Environment
- Version: Pritunl Enterprise 1.32.4089.16
- Platform: Ubuntu 20.04 LTS, MongoDB 5.0.30
- License: Active Enterprise subscription verified in database
Use Case
I’m trying to integrate Pritunl with a Slack application for automated VPN profile generation.
Problem
Despite having a valid Pritunl Enterprise license (v1.32.4089.16) with auth_api: true
enabled for administrators, ALL API endpoints return 401 Unauthorized when using token authentication:
curl -k -H "Auth-Token: [token]" -H "Auth-Secret: [secret]" https://server/organization
# Returns: 401 Unauthorized
On Source Code Analysis I noticed that the API route handlers in /usr/lib/pritunl/handlers/
and all endpoints use @auth.session_auth
decorator, not token authentication. There is no evidence of @auth.token_auth
or similar decorators in codebase. API requests generate no application logs suggesting it is being rejected at web server level.
However passing the 2fa session token to curl works:
curl -k -X POST \
-H "Content-Type: application/json" \
-d '{"username": "rachana@example.com", "password": "password", "otp_code": "123456"}' \
https://localhost:443/auth/session
Response:
{"authenticated": true, "default": false}
This approach is unsuitable for automated systems due to 2FA requirements and session expiration.
Questions
- Does the Enterprise license actually support API token authentication for ANY endpoints in v1.32.4089.16?

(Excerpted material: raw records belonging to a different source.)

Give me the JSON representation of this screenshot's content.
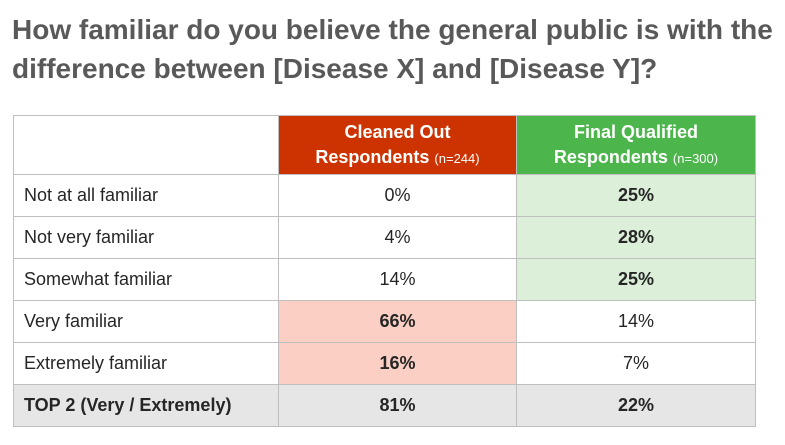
{
  "title": "How familiar do you believe the general public is with the difference between [Disease X] and [Disease Y]?",
  "table": {
    "headers": [
      {
        "label": "",
        "n": ""
      },
      {
        "label_line1": "Cleaned Out",
        "label_line2": "Respondents",
        "n": "(n=244)"
      },
      {
        "label_line1": "Final Qualified",
        "label_line2": "Respondents",
        "n": "(n=300)"
      }
    ],
    "rows": [
      {
        "label": "Not at all familiar",
        "cleaned": "0%",
        "final": "25%"
      },
      {
        "label": "Not very familiar",
        "cleaned": "4%",
        "final": "28%"
      },
      {
        "label": "Somewhat familiar",
        "cleaned": "14%",
        "final": "25%"
      },
      {
        "label": "Very familiar",
        "cleaned": "66%",
        "final": "14%"
      },
      {
        "label": "Extremely familiar",
        "cleaned": "16%",
        "final": "7%"
      }
    ],
    "total": {
      "label": "TOP 2 (Very / Extremely)",
      "cleaned": "81%",
      "final": "22%"
    }
  },
  "colors": {
    "cleaned_header": "#cc3300",
    "final_header": "#4cb54c",
    "green_highlight": "#dcefd9",
    "red_highlight": "#fbcfc3",
    "total_row": "#e6e6e6"
  }
}
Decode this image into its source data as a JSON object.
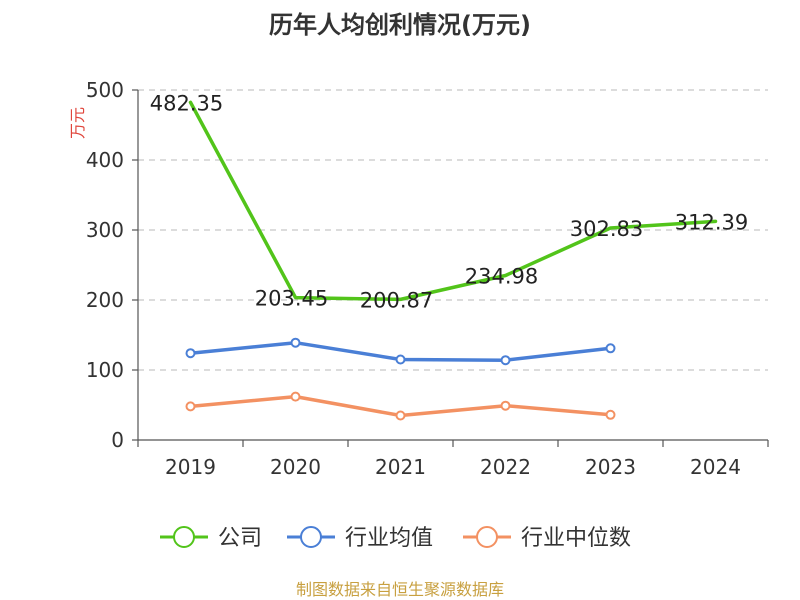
{
  "chart_data": {
    "type": "line",
    "title": "历年人均创利情况(万元)",
    "ylabel": "万元",
    "categories": [
      "2019",
      "2020",
      "2021",
      "2022",
      "2023",
      "2024"
    ],
    "ylim": [
      0,
      500
    ],
    "yticks": [
      0,
      100,
      200,
      300,
      400,
      500
    ],
    "grid": true,
    "legend_position": "bottom",
    "series": [
      {
        "name": "公司",
        "color": "#52c41a",
        "values": [
          482.35,
          203.45,
          200.87,
          234.98,
          302.83,
          312.39
        ],
        "show_labels": true
      },
      {
        "name": "行业均值",
        "color": "#4a7fd6",
        "values": [
          124,
          139,
          115,
          114,
          131,
          null
        ],
        "show_labels": false
      },
      {
        "name": "行业中位数",
        "color": "#f39162",
        "values": [
          48,
          62,
          35,
          49,
          36,
          null
        ],
        "show_labels": false
      }
    ]
  },
  "footer": {
    "source": "制图数据来自恒生聚源数据库"
  }
}
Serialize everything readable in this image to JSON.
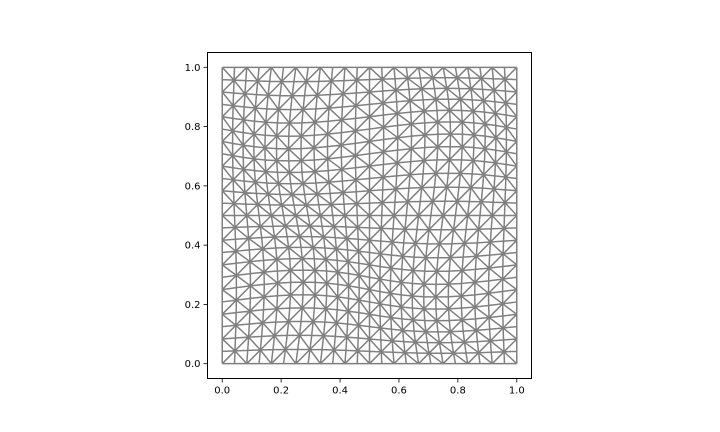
{
  "chart_data": {
    "type": "mesh",
    "title": "",
    "xlabel": "",
    "ylabel": "",
    "xlim": [
      -0.05,
      1.05
    ],
    "ylim": [
      -0.05,
      1.05
    ],
    "aspect": "equal",
    "grid": false,
    "legend": "none",
    "mesh": {
      "kind": "triangular",
      "divisions_x": 24,
      "divisions_y": 24,
      "distortion": "sine-sine",
      "distortion_amplitude": 0.025,
      "line_color": "#808080"
    },
    "xticks": [
      {
        "value": 0.0,
        "label": "0.0"
      },
      {
        "value": 0.2,
        "label": "0.2"
      },
      {
        "value": 0.4,
        "label": "0.4"
      },
      {
        "value": 0.6,
        "label": "0.6"
      },
      {
        "value": 0.8,
        "label": "0.8"
      },
      {
        "value": 1.0,
        "label": "1.0"
      }
    ],
    "yticks": [
      {
        "value": 0.0,
        "label": "0.0"
      },
      {
        "value": 0.2,
        "label": "0.2"
      },
      {
        "value": 0.4,
        "label": "0.4"
      },
      {
        "value": 0.6,
        "label": "0.6"
      },
      {
        "value": 0.8,
        "label": "0.8"
      },
      {
        "value": 1.0,
        "label": "1.0"
      }
    ]
  }
}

- Are there dedicated API endpoint paths that support token authentication (e.g.,
/api/*
vs direct paths)? - Is the
auth_api: true
database flag supposed to enable token authentication, or is it used for a different purpose? - Are there additional server configuration steps required beyond setting the administrator’s
auth_api
flag? - Was API token authentication deprecated/removed in recent versions, or moved to a different authentication mechanism?
- Is there ANY way to programmatically access Pritunl API data without web session authentication and 2FA?
Any guidance on proper API token authentication setup would be greatly appreciated.